I'd be quite pissed off at that. It would be different if he had said he didn't believe marriages were happy all the time, because obviously over the years, problems are going to come up and difficult patches are going to have to be got through. To say it in front of your friends and you is horrible. Did he explain it?

BornInSydneyy · 17/12/2017 17:27

I don’t believe that’s such a thing as a constantly happy marriage. Everyone goes through rough times. But ultimately overall it can be a happy marriage in general.

Raisedbyguineapigs · 17/12/2017 17:28

Yes but that's life that we have to interact with people at work or socially. They only way to avoid annoying people is to be completely alone. And even then, you still have to live with yourself!

BulletFox · 17/12/2017 17:29

But no-one is happy all the time - generally we try to do the best we can do.

And relationships, any of them, go through ups and downs. Sounds like a misunderstanding, talk to him and explain what you said here

Whatthefoxgoingon · 17/12/2017 17:30

You can have a happy marriage and still bicker and fight. Life is not a Disney movie. My children and husband can annoy me all they want, I’d be devastated without them and the happy times far outweigh the dark ones.

Hermagsjesty · 17/12/2017 17:31

Maybe he meant there’s so much thing as a perfect marriage...? But you can be happy without things being perfect

Lichtie · 17/12/2017 17:31

I'd be more worried about someone who thought they were constantly happy and their partner is perfect in every way.... At some point the realisation would have to hit.

scottishdiem · 17/12/2017 17:33

In every marriage there are always compromises by one partner for the other. My compromises dont make me happy but I do them because I love DP. And vice versa.

VioletDaze · 17/12/2017 17:34

I think there's no such thing as a perfect marriage where two people never disagree and nothing goes wrong.

I have a very happy marriage, but I fight with DH and sometimes want to throttle him. That's human. I can't think of anyone I love who isn't annoying at times.
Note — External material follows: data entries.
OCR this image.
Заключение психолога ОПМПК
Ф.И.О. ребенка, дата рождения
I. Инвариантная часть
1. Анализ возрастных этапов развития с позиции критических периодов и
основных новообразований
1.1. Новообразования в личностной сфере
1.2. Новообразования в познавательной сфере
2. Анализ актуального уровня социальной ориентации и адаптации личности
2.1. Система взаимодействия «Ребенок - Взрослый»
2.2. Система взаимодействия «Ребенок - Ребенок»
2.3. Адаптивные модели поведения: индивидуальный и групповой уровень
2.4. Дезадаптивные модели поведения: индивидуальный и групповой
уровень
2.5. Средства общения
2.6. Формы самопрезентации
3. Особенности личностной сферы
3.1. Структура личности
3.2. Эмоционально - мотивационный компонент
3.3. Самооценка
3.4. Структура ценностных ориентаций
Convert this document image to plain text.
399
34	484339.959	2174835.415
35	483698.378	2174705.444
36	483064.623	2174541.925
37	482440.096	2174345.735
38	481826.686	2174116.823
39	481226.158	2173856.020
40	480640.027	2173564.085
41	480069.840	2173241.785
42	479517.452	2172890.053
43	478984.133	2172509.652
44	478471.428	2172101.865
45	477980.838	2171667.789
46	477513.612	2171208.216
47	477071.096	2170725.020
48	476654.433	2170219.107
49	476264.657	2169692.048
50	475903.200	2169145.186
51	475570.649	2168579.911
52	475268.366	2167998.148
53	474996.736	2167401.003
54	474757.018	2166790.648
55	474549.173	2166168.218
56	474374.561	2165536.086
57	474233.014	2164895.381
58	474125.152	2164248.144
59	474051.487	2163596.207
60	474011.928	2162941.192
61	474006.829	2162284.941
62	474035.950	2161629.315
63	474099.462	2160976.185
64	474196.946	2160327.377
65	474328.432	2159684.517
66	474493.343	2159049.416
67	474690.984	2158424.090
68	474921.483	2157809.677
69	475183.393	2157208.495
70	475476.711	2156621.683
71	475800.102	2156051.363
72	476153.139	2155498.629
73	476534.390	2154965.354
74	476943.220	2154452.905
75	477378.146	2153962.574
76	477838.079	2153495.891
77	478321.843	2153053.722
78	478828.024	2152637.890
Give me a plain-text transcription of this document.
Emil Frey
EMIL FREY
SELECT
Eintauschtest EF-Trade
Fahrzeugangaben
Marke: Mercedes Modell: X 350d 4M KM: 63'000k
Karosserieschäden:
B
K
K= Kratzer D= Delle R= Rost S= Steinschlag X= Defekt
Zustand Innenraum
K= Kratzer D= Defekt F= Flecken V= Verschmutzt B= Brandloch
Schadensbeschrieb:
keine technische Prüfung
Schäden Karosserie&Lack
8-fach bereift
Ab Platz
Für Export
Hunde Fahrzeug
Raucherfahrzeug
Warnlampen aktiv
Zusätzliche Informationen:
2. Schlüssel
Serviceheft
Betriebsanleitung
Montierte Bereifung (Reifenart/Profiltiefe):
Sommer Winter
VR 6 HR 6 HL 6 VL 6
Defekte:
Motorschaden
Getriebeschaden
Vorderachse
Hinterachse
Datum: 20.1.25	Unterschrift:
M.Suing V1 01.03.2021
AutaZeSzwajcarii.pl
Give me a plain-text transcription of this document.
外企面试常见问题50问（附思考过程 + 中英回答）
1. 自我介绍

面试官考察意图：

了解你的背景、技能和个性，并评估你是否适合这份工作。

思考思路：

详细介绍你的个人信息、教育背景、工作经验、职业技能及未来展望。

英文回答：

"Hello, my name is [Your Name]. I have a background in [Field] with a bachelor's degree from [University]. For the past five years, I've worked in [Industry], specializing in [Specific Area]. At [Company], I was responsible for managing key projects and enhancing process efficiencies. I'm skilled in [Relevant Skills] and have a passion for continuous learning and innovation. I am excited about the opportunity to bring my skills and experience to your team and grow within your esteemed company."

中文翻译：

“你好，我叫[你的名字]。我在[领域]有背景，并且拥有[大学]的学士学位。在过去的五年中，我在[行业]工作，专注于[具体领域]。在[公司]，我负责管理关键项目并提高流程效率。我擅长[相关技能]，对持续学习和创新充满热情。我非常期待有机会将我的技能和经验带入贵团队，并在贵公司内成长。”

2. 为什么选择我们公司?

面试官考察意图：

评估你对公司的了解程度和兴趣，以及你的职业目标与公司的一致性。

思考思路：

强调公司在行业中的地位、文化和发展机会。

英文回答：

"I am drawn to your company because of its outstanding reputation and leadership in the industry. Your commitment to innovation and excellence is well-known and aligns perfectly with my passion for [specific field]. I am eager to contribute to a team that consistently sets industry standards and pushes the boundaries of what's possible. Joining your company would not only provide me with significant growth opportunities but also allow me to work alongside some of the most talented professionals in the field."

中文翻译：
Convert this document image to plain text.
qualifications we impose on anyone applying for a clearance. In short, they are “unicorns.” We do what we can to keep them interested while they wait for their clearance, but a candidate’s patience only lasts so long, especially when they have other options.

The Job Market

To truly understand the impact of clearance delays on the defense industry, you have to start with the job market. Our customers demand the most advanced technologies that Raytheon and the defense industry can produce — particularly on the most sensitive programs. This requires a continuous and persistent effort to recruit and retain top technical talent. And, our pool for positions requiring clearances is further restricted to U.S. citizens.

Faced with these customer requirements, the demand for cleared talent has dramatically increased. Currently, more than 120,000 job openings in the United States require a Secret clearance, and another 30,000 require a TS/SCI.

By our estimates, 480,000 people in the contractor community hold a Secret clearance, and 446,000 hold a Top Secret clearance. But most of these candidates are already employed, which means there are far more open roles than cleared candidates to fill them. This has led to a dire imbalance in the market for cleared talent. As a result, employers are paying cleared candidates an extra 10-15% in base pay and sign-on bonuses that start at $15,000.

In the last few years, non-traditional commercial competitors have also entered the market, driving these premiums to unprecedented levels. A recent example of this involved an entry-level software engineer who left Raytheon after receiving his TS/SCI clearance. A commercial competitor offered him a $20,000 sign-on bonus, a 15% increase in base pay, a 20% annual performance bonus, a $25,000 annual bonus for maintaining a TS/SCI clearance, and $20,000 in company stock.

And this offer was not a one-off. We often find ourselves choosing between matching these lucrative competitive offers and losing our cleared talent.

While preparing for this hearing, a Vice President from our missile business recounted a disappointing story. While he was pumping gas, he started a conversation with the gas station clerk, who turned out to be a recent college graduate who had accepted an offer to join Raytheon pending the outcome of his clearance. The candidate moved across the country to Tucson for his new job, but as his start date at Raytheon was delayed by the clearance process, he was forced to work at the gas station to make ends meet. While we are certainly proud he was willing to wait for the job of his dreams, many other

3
meredintofpandiculation · 17/12/2017 17:36

Everyone does things that annoy one's partner, but in a happy marriage the things he does to annoy you are outweighed by the things he does that make you happy.

jaseyraex · 17/12/2017 17:37

Did he perhaps just mean in the sense that no one can be happy all the time? I have a very happy marriage but there are of course days where I'd gladly stick a pillow over DH's face!

specialsubject · 17/12/2017 17:39

What a shattering comment for you. Has he explained?

Bonosglasses · 17/12/2017 17:41

30 years married and counting. It's been hard work at times but we're happy.

SendintheArdwolves · 17/12/2017 17:44

He tried to say it was because everyone does things that annoy one another so no one is truly happy

I think he is confusing happy with perfect - by his logic, there would be no such thing as a happy childhood, a happy job, a happy relationship, a happy day - a happy anything.

This may have been a throwaway comment/he might have thought he was being funny (espec in front of his friends), but I think his reaction to you pulling him up on it is important - has he apologised and taken it back, or is he resolutely sticking to his guns? Because if he is persisting in saying that he is not in a happy marriage, then you need to take that seriously.